Speaker: Roma Dasgupta, Marek Idzik (AGH-University of Science and Technology)
Status: Oral presentation (20 min)
Abstract: The Silicon-On-Insulator (SOI) CMOS technology implements the insulator (silicon dioxide) between the handle wafer and the silicon layer with electronics. This feature allows to design monolithic pixel detectors without bump-bonding. Reduction of detector thickness limits particle scattering which results in a better spatial resolution. This is a significant advantage for vertex and tracking detectors at future linear colliders. A prototype of a SOI pixel detector was designed in Cracow and fabricated in Lapis 200 nm SOI CMOS technology. In June-August 2016 it was for the first time tested in the test beam at the CERN SPS H6 beamline. In this contribution the results of this test beam campaign are presented. The tested detector is produced on 500 um thick high resistivity floating zone wafer. The pixel architecture is based on source-follower and pixel size is 30x30 um.

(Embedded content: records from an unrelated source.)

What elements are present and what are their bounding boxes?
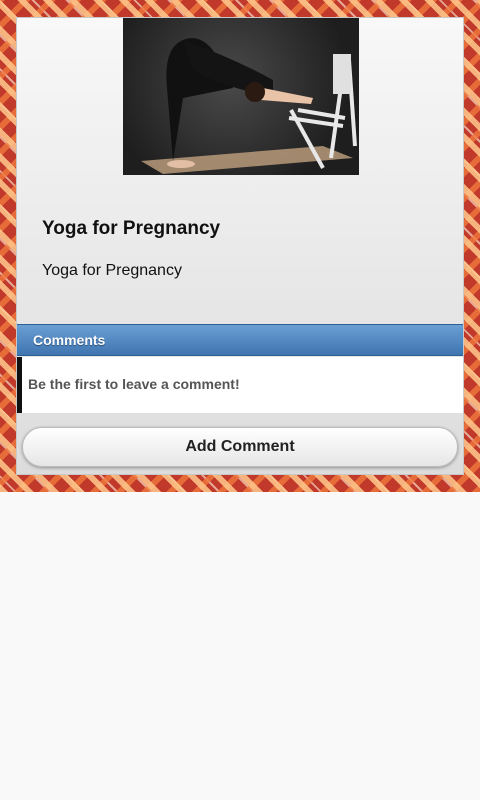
post-card: Yoga for Pregnancy Yoga for Pregnancy Co… bbox=[16, 17, 464, 475]
add-comment-button[interactable]: Add Comment bbox=[22, 427, 458, 467]
comments-header: Comments bbox=[17, 324, 463, 356]
post-description: Yoga for Pregnancy bbox=[42, 262, 182, 279]
comments-header-label: Comments bbox=[33, 332, 106, 348]
list-item: Be the first to leave a comment! bbox=[17, 357, 463, 413]
empty-comments-message: Be the first to leave a comment! bbox=[28, 376, 240, 392]
yoga-pose-illustration bbox=[141, 38, 357, 174]
page-title: Yoga for Pregnancy bbox=[42, 218, 221, 239]
yoga-photo bbox=[123, 18, 359, 175]
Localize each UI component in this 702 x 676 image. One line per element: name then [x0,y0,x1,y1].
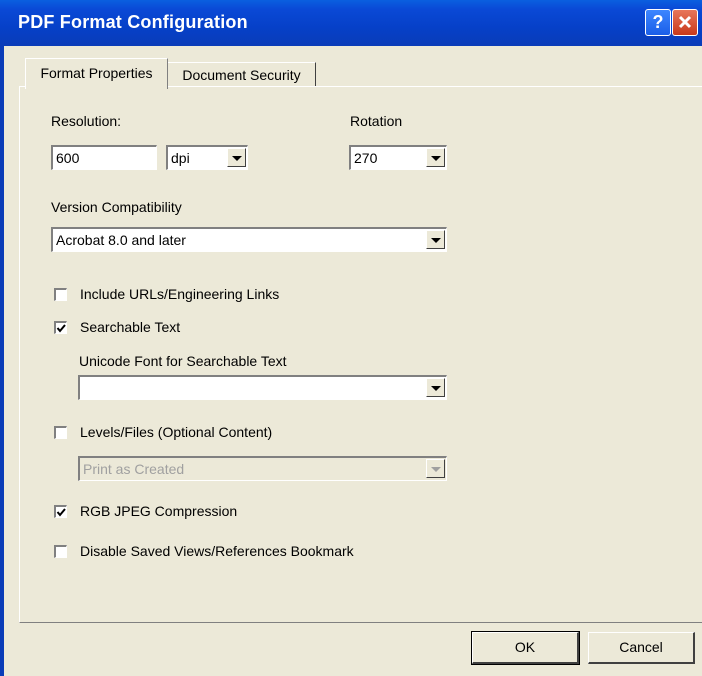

The analysis procedure includes pedestal and noise calculation, correlation with the CLICdp Timepix3 reference telescope, different cluster reconstruction algorithms, as well as alignment and eta correction. Current results give a spatial resolution of about 4 um in both X and Y directions. The spatial resolution is presented as a function of the back bias voltage. Moreover, a detector efficiency was calculated and the preliminary results show almost 99%.